Exploiting “as it is” is of zero cultural value.
The whole Manipulation, Psychological Control, etc. of today is a shifting in ideals. Its not a battle of “as it is” versus “as it will be”. Its a battle of “as it will be” versus “as it will be”.
Humans do not control the present, they control the future.
I don’t see how this is a big deal, or how this is any different than product placement in movies or ad companies that pay people to go on forums and give word of mouth advertising. Who cares.
Commercials in commercial TV those bastards how dare they.
Those are both examples of advertising. And so is this, in essentials … except it’s passed off as news. A fundamental rule of journalism is that, as the story notes, reporters and editors aren’t supposed to have financial relationships with the people they cover.
If you want knowledge of a subject, you usually have to read a couple of books (or similar quantity and quality) on a subject. How many books fit into a show? When it takes a movie 3 hours to fit a substantively abridged version of just one book without commercial interruption, what can you hope for from a 30-minute show?
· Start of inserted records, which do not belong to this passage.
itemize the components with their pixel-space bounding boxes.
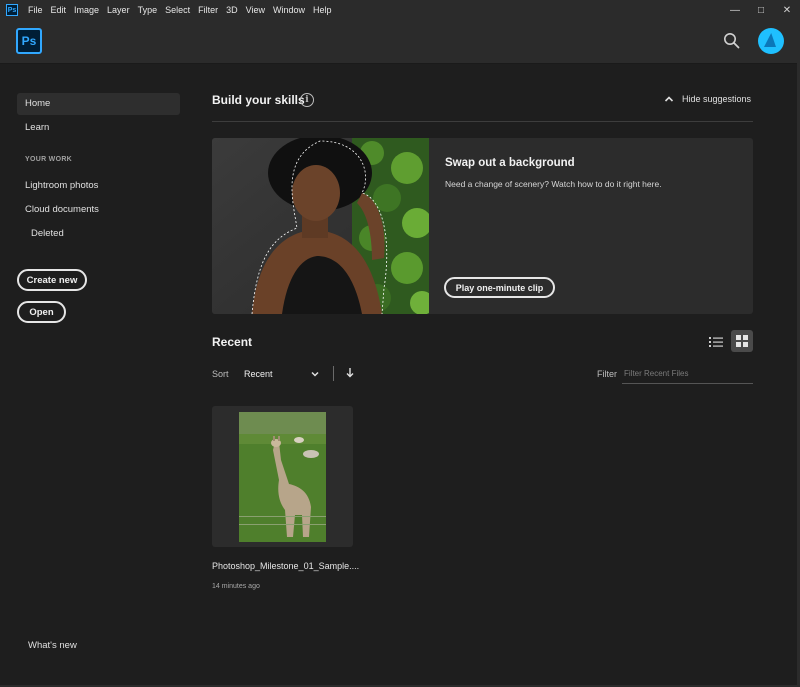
close-icon[interactable]: ✕	[774, 0, 800, 20]
minimize-icon[interactable]: —	[722, 0, 748, 20]
sidebar-item-learn[interactable]: Learn	[17, 117, 180, 139]
sort-value: Recent	[244, 369, 273, 379]
recent-title: Recent	[212, 335, 253, 349]
section-divider	[212, 121, 753, 122]
menu-image[interactable]: Image	[70, 0, 103, 20]
menu-layer[interactable]: Layer	[103, 0, 134, 20]
skills-title: Build your skills	[212, 93, 305, 107]
menu-type[interactable]: Type	[134, 0, 162, 20]
recent-file-card[interactable]	[212, 406, 353, 547]
sort-separator	[333, 366, 334, 381]
hide-suggestions-button[interactable]: Hide suggestions	[664, 94, 751, 104]
menu-edit[interactable]: Edit	[47, 0, 71, 20]
search-icon[interactable]	[722, 31, 742, 51]
menu-select[interactable]: Select	[161, 0, 194, 20]
sidebar-item-deleted[interactable]: Deleted	[23, 223, 180, 245]
info-icon[interactable]: i	[300, 93, 314, 107]
filter-label: Filter	[597, 369, 617, 379]
menu-view[interactable]: View	[242, 0, 269, 20]
menu-help[interactable]: Help	[309, 0, 336, 20]
window-controls: — □ ✕	[722, 0, 800, 20]
menu-file[interactable]: File	[24, 0, 47, 20]
menu-3d[interactable]: 3D	[222, 0, 242, 20]
maximize-icon[interactable]: □	[748, 0, 774, 20]
photoshop-app-icon: Ps	[6, 4, 18, 16]
grid-view-icon[interactable]	[731, 330, 753, 352]
file-thumbnail	[239, 412, 326, 542]
play-clip-button[interactable]: Play one-minute clip	[444, 277, 555, 298]
create-new-button[interactable]: Create new	[17, 269, 87, 291]
sidebar: Home Learn YOUR WORK Lightroom photos Cl…	[0, 65, 192, 685]
file-timestamp: 14 minutes ago	[212, 583, 260, 590]
chevron-up-icon	[664, 96, 674, 102]
file-name[interactable]: Photoshop_Milestone_01_Sample....	[212, 561, 359, 571]
section-label-your-work: YOUR WORK	[25, 156, 73, 163]
list-view-icon[interactable]	[706, 332, 726, 352]
menu-bar: Ps File Edit Image Layer Type Select Fil…	[0, 0, 800, 20]
whats-new-link[interactable]: What's new	[28, 640, 77, 651]
avatar[interactable]	[758, 28, 784, 54]
sidebar-item-lightroom[interactable]: Lightroom photos	[17, 175, 180, 197]
sort-direction-icon[interactable]	[345, 366, 355, 383]
app-header: Ps	[0, 20, 800, 64]
sidebar-item-home[interactable]: Home	[17, 93, 180, 115]
suggestion-card: Swap out a background Need a change of s…	[212, 138, 753, 314]
photoshop-logo[interactable]: Ps	[16, 28, 42, 54]
chevron-down-icon	[311, 371, 319, 377]
open-button[interactable]: Open	[17, 301, 66, 323]
sort-dropdown[interactable]: Recent	[244, 369, 320, 379]
sort-label: Sort	[212, 369, 229, 379]
menu-window[interactable]: Window	[269, 0, 309, 20]
suggestion-description: Need a change of scenery? Watch how to d…	[445, 179, 662, 189]
hide-suggestions-label: Hide suggestions	[682, 94, 752, 104]
suggestion-title: Swap out a background	[445, 157, 575, 169]
suggestion-thumbnail	[212, 138, 429, 314]
filter-input[interactable]	[622, 364, 753, 384]
sidebar-item-cloud-documents[interactable]: Cloud documents	[17, 199, 180, 221]
menu-filter[interactable]: Filter	[194, 0, 222, 20]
As a result of the time constraints, TV news is just summaries of what the actual journalists have done; there isn’t enough time available to get into any appreciable depth. It’s more like reading a dictionary definition to learn about a subject. It gives you a little info here and there, but not enough to really know anything.
So I don’t really consider TV news programs to be journalism. They’re really just summarizing the work other journalists have done and trying to keep the TV viewing audience from switching channels (i.e., entertaining them).
Other than the occasional UT football game and (of course) cartoons, I’ve pretty much quite watching TV completely.